Canada: “fatally flawed” human rights proceedings

They trampled an Ontario businesswoman’s rights, a higher court finds. Maxcine Telfer of Mississauga, Ont., “whose home was ordered seized to pay an Ontario Human Rights Tribunal award to a former employee[,] can keep her house — for now.” [Toronto Star]

6 Comments

  • Speaking of “fatally flawed”, the Star is a liberal newspaper with a strong pro-human rights commission bias. The story managed to ignore most of the facts of the case to make the complainant sound sympathetic and the railroading of the business owner sound like a slight procedural slipup. For a more complete background, check out the Globe and Mail’s coverage

    http://www.theglobeandmail.com/news/opinions/opinion/the-case-of-the-smelly-lunch/article1892245/

  • To be fair, the author of that Globe and Mail piece, Margaret Wente, is an opinion columnist with a strong point of view (admittedly, one I often find agreeable).

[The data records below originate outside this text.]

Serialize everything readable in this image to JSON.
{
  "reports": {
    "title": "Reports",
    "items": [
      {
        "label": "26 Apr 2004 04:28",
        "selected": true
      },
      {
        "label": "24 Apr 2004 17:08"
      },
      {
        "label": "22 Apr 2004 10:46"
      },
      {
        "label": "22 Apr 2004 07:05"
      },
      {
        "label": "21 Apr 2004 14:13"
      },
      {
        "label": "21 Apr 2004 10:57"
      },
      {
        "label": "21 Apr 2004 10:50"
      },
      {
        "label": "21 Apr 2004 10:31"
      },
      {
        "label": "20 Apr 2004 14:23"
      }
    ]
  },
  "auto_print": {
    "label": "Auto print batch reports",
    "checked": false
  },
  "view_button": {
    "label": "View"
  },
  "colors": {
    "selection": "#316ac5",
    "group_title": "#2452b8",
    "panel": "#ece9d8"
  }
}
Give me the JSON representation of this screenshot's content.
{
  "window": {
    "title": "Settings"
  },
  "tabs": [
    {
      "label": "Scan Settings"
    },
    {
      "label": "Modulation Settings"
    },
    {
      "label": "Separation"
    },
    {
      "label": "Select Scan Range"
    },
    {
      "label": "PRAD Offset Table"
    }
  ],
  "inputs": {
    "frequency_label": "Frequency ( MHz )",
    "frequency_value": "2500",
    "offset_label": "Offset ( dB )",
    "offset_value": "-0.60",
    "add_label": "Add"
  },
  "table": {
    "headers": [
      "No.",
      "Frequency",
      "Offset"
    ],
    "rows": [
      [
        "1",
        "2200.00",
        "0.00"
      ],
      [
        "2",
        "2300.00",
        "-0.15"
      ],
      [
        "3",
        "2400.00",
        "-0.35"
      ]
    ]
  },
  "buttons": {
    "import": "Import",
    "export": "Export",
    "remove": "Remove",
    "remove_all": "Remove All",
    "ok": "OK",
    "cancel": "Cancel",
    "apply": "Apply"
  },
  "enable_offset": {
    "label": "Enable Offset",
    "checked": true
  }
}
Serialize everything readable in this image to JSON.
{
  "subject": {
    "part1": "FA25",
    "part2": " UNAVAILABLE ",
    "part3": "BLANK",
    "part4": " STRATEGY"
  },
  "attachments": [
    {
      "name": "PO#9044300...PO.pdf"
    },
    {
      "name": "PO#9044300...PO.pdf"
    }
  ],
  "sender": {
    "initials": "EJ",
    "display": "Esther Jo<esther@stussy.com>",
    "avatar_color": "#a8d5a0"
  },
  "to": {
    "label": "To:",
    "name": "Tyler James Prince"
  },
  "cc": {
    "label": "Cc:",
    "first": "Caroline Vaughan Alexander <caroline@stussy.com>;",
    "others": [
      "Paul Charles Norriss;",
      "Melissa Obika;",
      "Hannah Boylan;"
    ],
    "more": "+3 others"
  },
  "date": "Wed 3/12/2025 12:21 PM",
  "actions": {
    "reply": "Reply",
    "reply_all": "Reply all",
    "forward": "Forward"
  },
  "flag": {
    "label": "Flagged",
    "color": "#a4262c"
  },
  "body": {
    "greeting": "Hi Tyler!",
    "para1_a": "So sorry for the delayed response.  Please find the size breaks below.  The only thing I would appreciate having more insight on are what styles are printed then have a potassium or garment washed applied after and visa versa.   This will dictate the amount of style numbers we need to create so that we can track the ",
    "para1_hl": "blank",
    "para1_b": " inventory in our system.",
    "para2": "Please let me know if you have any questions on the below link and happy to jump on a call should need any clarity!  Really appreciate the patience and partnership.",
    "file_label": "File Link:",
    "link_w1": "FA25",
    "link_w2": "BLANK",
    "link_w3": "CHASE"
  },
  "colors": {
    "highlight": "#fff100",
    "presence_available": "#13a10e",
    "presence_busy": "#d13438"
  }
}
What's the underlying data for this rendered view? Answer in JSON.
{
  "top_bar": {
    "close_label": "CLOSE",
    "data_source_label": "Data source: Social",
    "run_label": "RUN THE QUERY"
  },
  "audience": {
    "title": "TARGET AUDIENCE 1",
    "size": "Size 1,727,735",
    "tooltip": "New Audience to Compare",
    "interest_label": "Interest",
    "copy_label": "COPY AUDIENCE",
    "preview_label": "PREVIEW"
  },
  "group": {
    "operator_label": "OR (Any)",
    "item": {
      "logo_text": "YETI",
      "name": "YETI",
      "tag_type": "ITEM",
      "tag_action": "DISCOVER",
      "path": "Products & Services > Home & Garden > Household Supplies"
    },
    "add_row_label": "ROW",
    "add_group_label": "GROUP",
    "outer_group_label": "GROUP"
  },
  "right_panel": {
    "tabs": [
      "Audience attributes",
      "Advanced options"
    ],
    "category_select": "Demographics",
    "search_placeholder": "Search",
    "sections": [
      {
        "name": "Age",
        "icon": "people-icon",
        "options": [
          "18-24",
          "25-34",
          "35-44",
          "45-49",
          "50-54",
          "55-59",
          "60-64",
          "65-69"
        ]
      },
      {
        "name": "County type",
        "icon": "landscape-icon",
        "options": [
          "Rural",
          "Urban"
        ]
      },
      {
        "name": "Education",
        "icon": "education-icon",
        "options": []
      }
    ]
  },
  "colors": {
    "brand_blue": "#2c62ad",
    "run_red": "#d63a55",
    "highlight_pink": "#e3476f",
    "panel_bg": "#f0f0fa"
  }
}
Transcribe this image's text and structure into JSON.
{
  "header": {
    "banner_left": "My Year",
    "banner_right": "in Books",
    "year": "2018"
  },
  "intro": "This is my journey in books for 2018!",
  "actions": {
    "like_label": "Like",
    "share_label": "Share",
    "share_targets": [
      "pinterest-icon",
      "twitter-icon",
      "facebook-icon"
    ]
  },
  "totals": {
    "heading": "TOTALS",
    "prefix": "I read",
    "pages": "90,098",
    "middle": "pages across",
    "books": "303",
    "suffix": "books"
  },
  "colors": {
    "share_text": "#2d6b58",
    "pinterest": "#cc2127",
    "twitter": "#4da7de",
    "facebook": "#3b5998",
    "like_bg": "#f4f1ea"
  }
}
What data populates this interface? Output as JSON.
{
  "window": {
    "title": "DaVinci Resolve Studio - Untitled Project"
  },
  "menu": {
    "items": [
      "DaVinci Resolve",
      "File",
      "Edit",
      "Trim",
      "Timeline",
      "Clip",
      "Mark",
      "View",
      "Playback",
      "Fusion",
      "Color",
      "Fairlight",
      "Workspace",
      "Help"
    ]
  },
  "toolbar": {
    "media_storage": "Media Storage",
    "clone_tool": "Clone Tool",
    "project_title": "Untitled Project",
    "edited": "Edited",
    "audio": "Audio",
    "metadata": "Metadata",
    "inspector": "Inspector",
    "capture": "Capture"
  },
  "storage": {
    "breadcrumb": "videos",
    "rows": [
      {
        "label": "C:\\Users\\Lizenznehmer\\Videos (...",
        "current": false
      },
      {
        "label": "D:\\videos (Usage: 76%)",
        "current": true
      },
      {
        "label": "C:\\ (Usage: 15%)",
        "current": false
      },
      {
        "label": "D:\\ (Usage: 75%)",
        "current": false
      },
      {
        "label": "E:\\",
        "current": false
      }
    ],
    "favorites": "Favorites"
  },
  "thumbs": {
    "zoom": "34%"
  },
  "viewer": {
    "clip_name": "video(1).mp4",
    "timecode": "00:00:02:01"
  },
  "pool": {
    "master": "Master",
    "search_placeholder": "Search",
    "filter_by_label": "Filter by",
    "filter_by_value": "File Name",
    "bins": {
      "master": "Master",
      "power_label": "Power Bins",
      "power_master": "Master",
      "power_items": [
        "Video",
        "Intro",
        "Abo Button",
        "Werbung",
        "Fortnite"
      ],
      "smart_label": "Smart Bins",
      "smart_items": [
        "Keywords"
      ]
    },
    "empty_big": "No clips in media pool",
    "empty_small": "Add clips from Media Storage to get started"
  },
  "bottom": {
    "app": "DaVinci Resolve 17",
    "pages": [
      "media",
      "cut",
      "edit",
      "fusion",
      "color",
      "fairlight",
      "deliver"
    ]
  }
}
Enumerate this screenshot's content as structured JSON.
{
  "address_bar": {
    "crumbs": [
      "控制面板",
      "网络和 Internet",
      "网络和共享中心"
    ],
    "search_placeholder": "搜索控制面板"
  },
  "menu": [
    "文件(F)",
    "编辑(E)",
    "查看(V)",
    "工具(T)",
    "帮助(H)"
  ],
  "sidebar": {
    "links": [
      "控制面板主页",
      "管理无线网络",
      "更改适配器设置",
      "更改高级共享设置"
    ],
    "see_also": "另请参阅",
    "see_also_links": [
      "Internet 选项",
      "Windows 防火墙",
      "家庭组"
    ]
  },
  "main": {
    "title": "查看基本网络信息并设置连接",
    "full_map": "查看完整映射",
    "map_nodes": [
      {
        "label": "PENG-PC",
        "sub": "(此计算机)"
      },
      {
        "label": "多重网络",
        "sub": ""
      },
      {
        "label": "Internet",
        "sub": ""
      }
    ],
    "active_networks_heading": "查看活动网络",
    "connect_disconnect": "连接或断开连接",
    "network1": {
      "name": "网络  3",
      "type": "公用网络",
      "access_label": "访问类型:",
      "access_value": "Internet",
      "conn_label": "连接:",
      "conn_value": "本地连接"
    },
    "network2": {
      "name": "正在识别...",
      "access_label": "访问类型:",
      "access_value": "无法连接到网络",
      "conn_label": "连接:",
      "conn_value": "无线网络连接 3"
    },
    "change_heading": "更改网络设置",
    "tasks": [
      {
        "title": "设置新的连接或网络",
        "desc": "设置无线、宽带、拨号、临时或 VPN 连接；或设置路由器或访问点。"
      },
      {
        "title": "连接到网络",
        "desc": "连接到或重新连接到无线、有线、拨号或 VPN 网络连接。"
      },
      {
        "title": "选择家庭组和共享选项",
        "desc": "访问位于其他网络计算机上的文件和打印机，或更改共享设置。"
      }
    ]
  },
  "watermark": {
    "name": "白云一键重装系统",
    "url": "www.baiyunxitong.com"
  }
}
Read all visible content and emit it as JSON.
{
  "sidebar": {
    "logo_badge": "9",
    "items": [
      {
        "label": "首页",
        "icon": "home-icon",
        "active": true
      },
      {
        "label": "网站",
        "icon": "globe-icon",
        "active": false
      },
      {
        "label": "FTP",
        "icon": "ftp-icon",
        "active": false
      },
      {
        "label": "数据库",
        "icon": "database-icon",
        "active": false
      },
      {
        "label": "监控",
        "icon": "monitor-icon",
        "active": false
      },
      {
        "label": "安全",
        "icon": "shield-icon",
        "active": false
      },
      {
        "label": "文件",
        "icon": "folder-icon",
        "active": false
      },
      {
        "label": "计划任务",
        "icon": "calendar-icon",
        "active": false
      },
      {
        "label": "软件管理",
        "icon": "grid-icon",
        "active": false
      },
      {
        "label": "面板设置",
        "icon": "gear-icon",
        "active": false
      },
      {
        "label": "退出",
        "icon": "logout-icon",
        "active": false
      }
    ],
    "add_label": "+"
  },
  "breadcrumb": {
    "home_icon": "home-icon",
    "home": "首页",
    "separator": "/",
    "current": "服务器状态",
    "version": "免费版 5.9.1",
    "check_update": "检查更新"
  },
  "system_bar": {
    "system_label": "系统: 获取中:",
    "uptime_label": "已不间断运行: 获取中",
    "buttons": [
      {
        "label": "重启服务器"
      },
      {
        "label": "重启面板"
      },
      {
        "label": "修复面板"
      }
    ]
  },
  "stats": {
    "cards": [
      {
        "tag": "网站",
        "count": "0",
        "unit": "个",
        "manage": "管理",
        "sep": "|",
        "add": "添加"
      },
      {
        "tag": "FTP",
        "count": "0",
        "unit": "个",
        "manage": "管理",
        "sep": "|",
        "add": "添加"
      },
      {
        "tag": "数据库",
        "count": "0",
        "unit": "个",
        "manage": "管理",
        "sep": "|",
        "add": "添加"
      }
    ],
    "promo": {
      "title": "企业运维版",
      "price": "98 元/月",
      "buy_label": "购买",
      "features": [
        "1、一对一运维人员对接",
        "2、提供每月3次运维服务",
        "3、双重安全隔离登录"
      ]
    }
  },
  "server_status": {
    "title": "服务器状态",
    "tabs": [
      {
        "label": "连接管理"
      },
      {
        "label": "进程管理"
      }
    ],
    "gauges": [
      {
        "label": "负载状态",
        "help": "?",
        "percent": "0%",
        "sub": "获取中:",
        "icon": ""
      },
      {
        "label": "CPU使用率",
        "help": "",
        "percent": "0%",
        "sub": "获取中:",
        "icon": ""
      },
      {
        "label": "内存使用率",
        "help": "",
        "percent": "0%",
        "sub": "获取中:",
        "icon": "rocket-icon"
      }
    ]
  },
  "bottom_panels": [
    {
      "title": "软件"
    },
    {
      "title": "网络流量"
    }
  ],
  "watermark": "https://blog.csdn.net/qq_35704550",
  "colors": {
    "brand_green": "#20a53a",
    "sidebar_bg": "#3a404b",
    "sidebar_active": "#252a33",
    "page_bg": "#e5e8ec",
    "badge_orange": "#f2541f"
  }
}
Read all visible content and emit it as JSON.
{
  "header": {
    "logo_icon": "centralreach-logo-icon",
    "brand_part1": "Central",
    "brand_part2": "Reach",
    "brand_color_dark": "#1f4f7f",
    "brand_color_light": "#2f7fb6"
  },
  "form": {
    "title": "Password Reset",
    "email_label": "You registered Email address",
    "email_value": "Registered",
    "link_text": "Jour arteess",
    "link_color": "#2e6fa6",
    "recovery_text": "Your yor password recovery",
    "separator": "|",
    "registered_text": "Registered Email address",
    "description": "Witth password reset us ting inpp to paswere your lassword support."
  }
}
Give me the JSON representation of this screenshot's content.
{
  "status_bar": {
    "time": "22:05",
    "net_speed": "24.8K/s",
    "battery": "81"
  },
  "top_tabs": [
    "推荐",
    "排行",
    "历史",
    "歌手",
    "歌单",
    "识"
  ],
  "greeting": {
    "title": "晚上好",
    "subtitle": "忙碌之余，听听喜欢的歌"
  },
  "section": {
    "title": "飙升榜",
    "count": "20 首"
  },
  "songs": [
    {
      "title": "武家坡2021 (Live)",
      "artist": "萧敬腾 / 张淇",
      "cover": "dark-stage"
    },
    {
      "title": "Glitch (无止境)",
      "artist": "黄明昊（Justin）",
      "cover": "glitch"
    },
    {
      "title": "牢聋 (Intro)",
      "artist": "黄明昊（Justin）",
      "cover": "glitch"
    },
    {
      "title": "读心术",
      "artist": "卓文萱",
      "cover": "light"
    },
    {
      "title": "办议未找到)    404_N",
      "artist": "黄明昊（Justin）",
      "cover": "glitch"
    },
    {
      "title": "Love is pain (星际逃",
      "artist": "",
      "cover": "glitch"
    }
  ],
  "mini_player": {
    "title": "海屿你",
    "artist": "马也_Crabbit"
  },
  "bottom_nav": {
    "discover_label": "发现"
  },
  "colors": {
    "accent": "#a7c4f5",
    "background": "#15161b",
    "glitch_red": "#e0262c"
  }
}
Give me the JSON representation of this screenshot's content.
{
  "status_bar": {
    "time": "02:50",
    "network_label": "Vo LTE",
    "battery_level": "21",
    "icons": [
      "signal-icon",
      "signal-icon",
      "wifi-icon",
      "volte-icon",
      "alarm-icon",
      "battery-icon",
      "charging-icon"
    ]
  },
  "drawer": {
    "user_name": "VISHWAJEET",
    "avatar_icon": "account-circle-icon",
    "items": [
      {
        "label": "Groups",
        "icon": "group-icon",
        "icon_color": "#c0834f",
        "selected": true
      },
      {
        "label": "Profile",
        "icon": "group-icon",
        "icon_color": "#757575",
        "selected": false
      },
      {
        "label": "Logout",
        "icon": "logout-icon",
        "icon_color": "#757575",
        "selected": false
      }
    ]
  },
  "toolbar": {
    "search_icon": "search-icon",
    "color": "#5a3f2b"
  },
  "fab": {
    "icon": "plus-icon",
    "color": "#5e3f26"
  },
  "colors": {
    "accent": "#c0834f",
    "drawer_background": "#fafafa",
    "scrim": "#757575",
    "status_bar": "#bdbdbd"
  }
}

  • “I feel vindicated,” said Telfer, who owns Audmax Inc., a company that gets federal government money to provide job training to immigrant women.

    AHA!

    I think I see why, after so many other tramplings of defendants, this particular one got some sympathy from the court above…

  • The hyper-corrupt Canadian “human rights” commissions could not recognize human rights if they fell over them.

  • A comment on a comment:

    Mike, you actually found the Star article sympathetic to complainant? It certainly only engendered sympathy for defendant in me.

    As to the G&M article, I didn’t need Walter’s info to know that the one-sided article was the opinion of someone with strong views and no bent to tolerate any other POV.

  • I found the Star article to be sympathetic to the complainant in that it neglected to mention most of the significant facts of the case, all of which put the complainant in a particularly bad light. Like the snooping in desks, the fact that her religious garb consisted of leggings and a cap.

    Of course you’re right that Wente is an opinion columnist, but of all that’s been written on this case her piece is one of the few that dug deeper into the facts of the case.